Je me dirigeai vers l’endroit désigné, pris le fusil et l’épaulai.
— Fichtre ! s’exclama-t-il en bondissant sur ses pieds. Qu’est-ce que c’est que ça ? Vous vous promenez avec ce fusil comme avec une canne ; pourtant c’est la pièce la plus lourde que je connaisse. Êtes-vous si fort que cela ?
Pour toute réponse, je le saisis de ma main droite par son veston boutonné et par sa ceinture et le soulevai à bout de bras.
— Nom d’un chien ! s’écria-t-il. Laissez-moi donc ! Vous êtes plus fort que mon Bill !
— Votre Bill ? Qui est-ce ?
— C’était mon fils. Il... mais laissons cela. Il est mort avec les autres. Il promettait beaucoup. Vous lui ressemblez un peu par la taille. Vous avez aussi les mêmes yeux et la même bouche. C’est pourquoi je vous... mais cela ne vous regarde pas.
Une profonde tristesse se répandit sur ses traits. Il passa sa main sur son visage et poursuivit d’un ton plus calme :
— Sir, avec de tels muscles, c’est vraiment dommage de gaspiller son temps à dévorer des livres. Vous devriez faire aussi de la culture physique.
— C’est ce que je fais.
— Vraiment ?
— Puisque je vous le dis.
— Vous faites de la boxe ?
— On n’en fait pas beaucoup chez nous.
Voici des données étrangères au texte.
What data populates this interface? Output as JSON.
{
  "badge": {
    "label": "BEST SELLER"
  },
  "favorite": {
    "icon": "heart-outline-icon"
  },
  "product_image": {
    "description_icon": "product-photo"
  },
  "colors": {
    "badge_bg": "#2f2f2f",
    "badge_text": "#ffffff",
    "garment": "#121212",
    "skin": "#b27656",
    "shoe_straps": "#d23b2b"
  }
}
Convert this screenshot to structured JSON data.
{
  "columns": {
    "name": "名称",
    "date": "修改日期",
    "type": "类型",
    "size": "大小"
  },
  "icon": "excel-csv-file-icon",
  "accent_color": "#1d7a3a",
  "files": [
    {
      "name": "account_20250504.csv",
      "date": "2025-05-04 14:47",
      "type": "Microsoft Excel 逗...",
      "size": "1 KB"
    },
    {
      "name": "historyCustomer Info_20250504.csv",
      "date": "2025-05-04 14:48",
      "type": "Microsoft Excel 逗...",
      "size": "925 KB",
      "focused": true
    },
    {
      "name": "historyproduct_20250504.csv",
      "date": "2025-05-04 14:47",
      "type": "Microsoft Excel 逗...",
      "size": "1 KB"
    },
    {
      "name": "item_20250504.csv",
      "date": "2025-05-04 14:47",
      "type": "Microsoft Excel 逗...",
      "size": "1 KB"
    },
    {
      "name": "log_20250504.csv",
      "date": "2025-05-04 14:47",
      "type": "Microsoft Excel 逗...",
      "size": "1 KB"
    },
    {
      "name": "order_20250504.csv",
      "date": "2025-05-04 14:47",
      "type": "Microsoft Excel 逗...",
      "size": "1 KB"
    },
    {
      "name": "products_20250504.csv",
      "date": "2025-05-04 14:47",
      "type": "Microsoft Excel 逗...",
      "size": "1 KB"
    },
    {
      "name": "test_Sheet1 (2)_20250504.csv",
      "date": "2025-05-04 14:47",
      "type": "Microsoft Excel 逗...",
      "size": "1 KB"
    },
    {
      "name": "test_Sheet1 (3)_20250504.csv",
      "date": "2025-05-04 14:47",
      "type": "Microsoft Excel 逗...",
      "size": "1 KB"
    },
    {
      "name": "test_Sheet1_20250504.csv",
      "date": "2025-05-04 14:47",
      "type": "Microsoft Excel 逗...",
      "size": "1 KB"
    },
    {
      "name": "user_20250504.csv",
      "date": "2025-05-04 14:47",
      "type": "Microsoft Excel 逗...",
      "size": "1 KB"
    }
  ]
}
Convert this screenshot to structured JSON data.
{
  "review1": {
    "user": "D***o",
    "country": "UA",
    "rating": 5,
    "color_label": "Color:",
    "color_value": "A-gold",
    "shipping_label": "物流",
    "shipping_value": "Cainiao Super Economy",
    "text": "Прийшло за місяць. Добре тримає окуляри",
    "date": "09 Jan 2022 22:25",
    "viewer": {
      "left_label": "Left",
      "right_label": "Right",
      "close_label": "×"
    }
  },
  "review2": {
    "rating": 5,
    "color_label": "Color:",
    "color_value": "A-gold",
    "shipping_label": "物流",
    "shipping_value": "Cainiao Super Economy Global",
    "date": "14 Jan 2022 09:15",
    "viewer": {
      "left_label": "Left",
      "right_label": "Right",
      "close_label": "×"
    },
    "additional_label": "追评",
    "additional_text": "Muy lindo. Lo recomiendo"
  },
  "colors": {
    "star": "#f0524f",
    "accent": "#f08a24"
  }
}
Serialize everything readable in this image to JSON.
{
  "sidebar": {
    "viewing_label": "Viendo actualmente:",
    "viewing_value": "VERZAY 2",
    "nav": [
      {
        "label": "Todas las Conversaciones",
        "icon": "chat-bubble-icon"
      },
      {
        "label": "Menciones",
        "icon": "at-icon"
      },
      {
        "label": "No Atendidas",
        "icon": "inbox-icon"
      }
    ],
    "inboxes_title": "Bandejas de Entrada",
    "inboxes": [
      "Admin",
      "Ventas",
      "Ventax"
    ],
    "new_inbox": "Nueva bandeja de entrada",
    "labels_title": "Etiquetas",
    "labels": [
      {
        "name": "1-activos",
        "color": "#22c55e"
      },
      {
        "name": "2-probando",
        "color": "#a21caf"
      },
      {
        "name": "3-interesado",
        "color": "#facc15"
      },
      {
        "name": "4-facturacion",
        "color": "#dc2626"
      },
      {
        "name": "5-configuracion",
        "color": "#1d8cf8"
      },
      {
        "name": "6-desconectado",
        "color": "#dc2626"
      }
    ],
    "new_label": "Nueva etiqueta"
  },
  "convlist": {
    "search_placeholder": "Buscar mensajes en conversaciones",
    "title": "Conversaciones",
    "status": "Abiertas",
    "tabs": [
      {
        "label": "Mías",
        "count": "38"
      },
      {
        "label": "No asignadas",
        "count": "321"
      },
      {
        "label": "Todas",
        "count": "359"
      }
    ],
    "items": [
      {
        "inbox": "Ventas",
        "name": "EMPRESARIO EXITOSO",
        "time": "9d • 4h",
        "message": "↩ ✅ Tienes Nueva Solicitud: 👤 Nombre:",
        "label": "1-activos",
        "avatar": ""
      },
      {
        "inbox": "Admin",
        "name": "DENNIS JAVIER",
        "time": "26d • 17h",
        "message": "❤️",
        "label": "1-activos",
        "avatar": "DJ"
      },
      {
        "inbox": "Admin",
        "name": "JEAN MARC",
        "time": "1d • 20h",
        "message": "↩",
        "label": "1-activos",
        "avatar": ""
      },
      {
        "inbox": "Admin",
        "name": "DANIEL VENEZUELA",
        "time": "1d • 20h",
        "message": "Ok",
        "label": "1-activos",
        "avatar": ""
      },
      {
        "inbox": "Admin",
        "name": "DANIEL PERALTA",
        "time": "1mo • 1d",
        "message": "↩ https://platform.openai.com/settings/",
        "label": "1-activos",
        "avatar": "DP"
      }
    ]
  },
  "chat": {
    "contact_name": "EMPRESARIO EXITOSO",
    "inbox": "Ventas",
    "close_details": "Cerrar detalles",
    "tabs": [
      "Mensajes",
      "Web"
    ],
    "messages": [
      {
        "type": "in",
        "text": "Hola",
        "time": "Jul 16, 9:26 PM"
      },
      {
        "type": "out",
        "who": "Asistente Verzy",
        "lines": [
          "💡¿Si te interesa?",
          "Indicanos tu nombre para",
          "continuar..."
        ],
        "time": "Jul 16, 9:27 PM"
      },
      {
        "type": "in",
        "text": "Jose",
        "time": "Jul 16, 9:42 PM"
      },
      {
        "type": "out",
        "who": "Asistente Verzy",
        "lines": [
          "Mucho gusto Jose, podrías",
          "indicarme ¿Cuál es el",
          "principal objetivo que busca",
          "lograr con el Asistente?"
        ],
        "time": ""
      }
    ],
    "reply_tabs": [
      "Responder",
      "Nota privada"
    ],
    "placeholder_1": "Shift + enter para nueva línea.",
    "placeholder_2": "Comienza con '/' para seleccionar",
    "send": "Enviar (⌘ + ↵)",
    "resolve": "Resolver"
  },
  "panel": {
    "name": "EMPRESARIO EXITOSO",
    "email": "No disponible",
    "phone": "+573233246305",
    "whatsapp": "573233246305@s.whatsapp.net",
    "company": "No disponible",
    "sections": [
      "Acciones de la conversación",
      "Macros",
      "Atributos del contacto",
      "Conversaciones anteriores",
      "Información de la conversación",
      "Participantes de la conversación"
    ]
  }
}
Mais je suis assez fort en gymnastique et à la lutte.
— Vous montez à cheval ?
— Oui.
— Vous faites de l’escrime ?
— J’ai même donné des leçons.
— Dites donc, vous me montez un bateau ?
— Voulez-vous faire un petit essai ?
— Non. Ça me suffit. Du reste, il faut que je travaille. Asseyez-vous donc.
Il prit place devant son établi et je suivis son exemple. Il semblait absorbé par de graves pensées. Tout à coup, il leva les yeux de sur son travail et me demanda :
— Avez-vous fait des mathématiques ?
— C’était mon étude favorite.
— L’arithmétique, la géométrie ?
— Naturellement.
— Et vous comprenez quelque chose à l’arpentage ?
— Je m’y entends assez bien. Il m’est souvent arrivé de flâner un théodolite à la main.
— Vous savez vraiment arpenter ?
— Mais oui. Pourquoi cette question ?
— Pour rien. Ne soyez pas trop curieux, vous le saurez un jour. Avant tout, il faudrait que j’aie la certitude, oui, la certitude que vous savez tirer.
— Je suis prêt à subir l’épreuve.
— J’y pense, soyez tranquille. À quelle heure commencez-vous demain vos cours ?
— À huit heures.
— Alors venez me voir à six heures, à mon tir.
— Pourquoi si tôt ?
— Parce que je ne veux pas attendre plus longtemps. Je brûle d’impatience de vous prouver que vous n’êtes qu’un greenhorn. Mais c’est assez pour aujourd’hui. J’ai autre chose à faire, et des choses autrement importantes.
Il semblait en avoir terminé avec son canon et sortit d’une caisse un morceau de fer en forme de polygone, dont il se mit à limer les coins.
Il était si absorbé par son travail qu’il semblait en avoir oublié ma présence. Ses yeux brillaient et lorsqu’il contemplait, de temps en temps, son œuvre, je croyais lire dans ses yeux une véritable passion. Ce morceau de fer devait avoir à ses yeux une importance particulière. Intrigué, je ne pus m’empêcher de le questionner.
— Est-ce une pièce d’arme à feu ?
— Oui, dit-il en se rappelant seulement alors ma présence.
— Pourtant je ne connais aucun système d’arme à feu qui possède une pièce de ce genre.
— Je crois bien. Mais vous le connaîtrez un jour. Ce sera le système Henry.
— Tiens ! C’est donc une invention.
— Yes !
— Je m’excuse alors de vous avoir questionné. Naturellement, c’est un secret.